1.  A distributor’s conduct may be imputed to a dominant supplier. In principle, contractual coordination would fall under Article 101(1) TFEU. However, the CJEU found that the actions of a distributor may be imputed to the conduct of the dominant company, if such actions formed part of the dominant company’s unilateral policy, and were not independently adopted by the distributor. In particular, where the conduct includes standard contracts with exclusivity clauses that distributors are required to execute with the resellers, without the possibility of making any modification. In adopting this approach of attributing the conduct to the dominant company, it was not necessary for the CJEU to examine the single economic entity doctrine put forward by the AGCM.

2.  Exclusivity clauses must be subject to an effects-based analysis. The CJEU clarified that Intel applies not only to cases involving rebates, but also to exclusivity provisions. As such, where a dominant company submits evidence during an investigation which supports its claims that its conduct was not capable of restricting competition and, in particular, of producing the alleged exclusionary effects, the competition agency must analyse:

  • the extent of the company’s dominant position;
  • the share of the market covered by the exclusivity; as well as
  • the potential existence of a strategy designed to keep any of the dominant company’s competitors that are as efficient from entering the market. It may be relevant here that Intel was published merely weeks before the AGCM’s decision, and so did not yet appreciate the full impact of that judgment.

3.  Exclusivity clauses may be objectively justified. The CJEU also clarified that, just as for rebate schemes, exclusivity clauses which are potentially abusive under Article 102, may be objectively justified. As such, it is incumbent on competition agencies to assess any justifications put forward by the dominant company.

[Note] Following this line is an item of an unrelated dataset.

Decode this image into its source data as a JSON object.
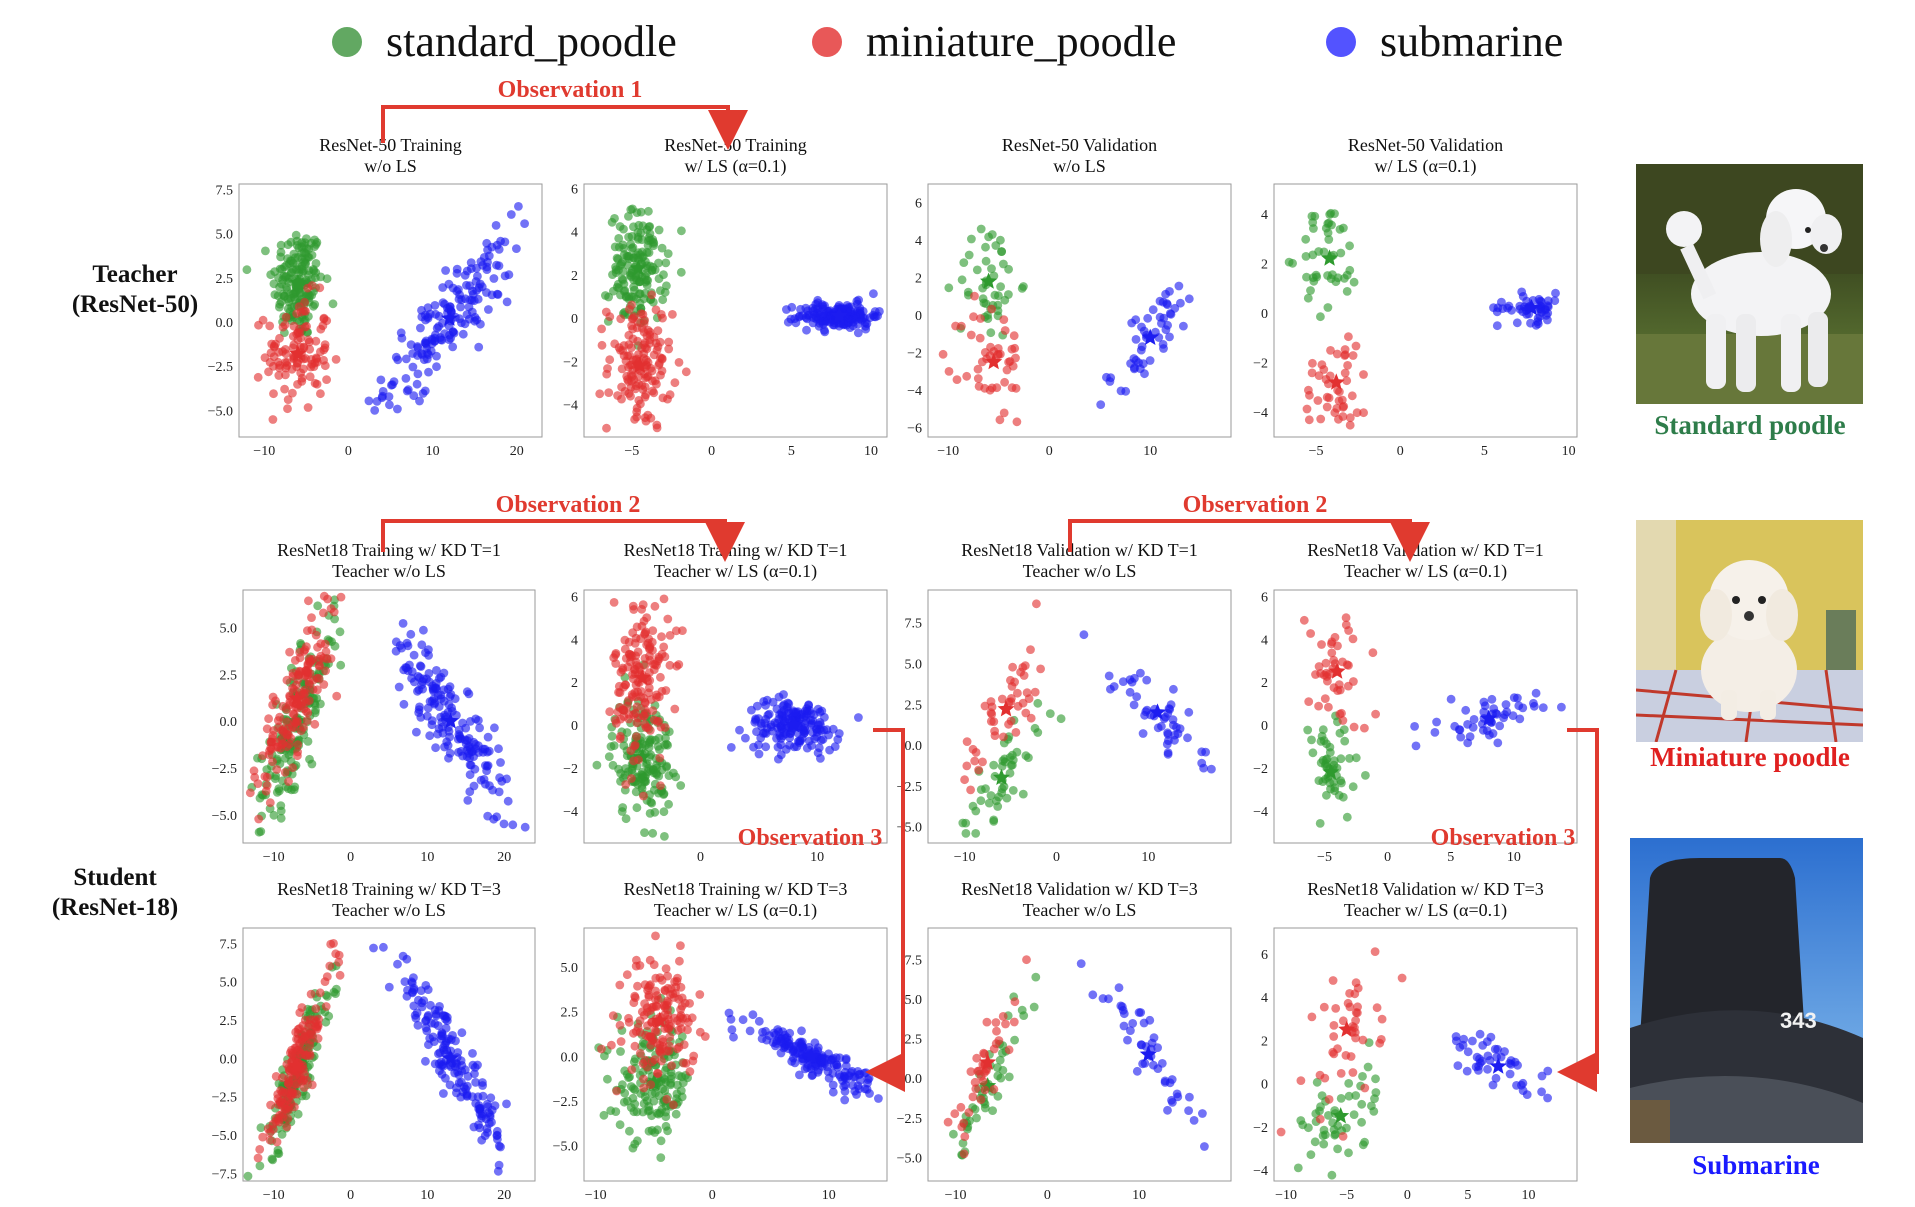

4.  It is incumbent on competition agencies to assess any justifications put forward by the dominant company. The right to be heard is a fundamental principle of EU law and requires competition agencies to pay due attention to the observations submitted by the dominant company. The AGCM was therefore wrong to disregard reports submitted by Unilever’s economists in this case. The AGCM was therefore incorrect to characterise the conduct as a per se infringement. However, agencies are under no legal obligation to use the AEC test to find a practice abuse.

Post-Intel, there may be few European competition agencies taking the AGCM’s approach. For example, the Irish competition agency’s (the CCPC) investigation of Ticketmaster’s contracts with concert promoters and venues in Ireland, examined the dominant company’s arguments that its multi-year exclusive agreements had no anticompetitive effect, but allowed for the upfront financing of events and investments in infrastructure and technology by customers. The CCPC disagreed with Ticketmaster and preliminarily viewed that, in the context of a potential market foreclosure of between 70 and 90%, the exclusivity clauses had anti-competitive foreclosure effects and were likely to cause consumer harm, particularly when the agreements containing those exclusivity clauses were of a long duration. (The investigation was concluded on the basis of commitments by Ticketmaster to remove exclusive clauses from its contracts and to limit duration to 5 years. See the CCPC’s investigation report from November 2021 here).

So while there may be increased scope for a dominant firm to use exclusivity clauses now, such clauses must be capable of being defended on the merits.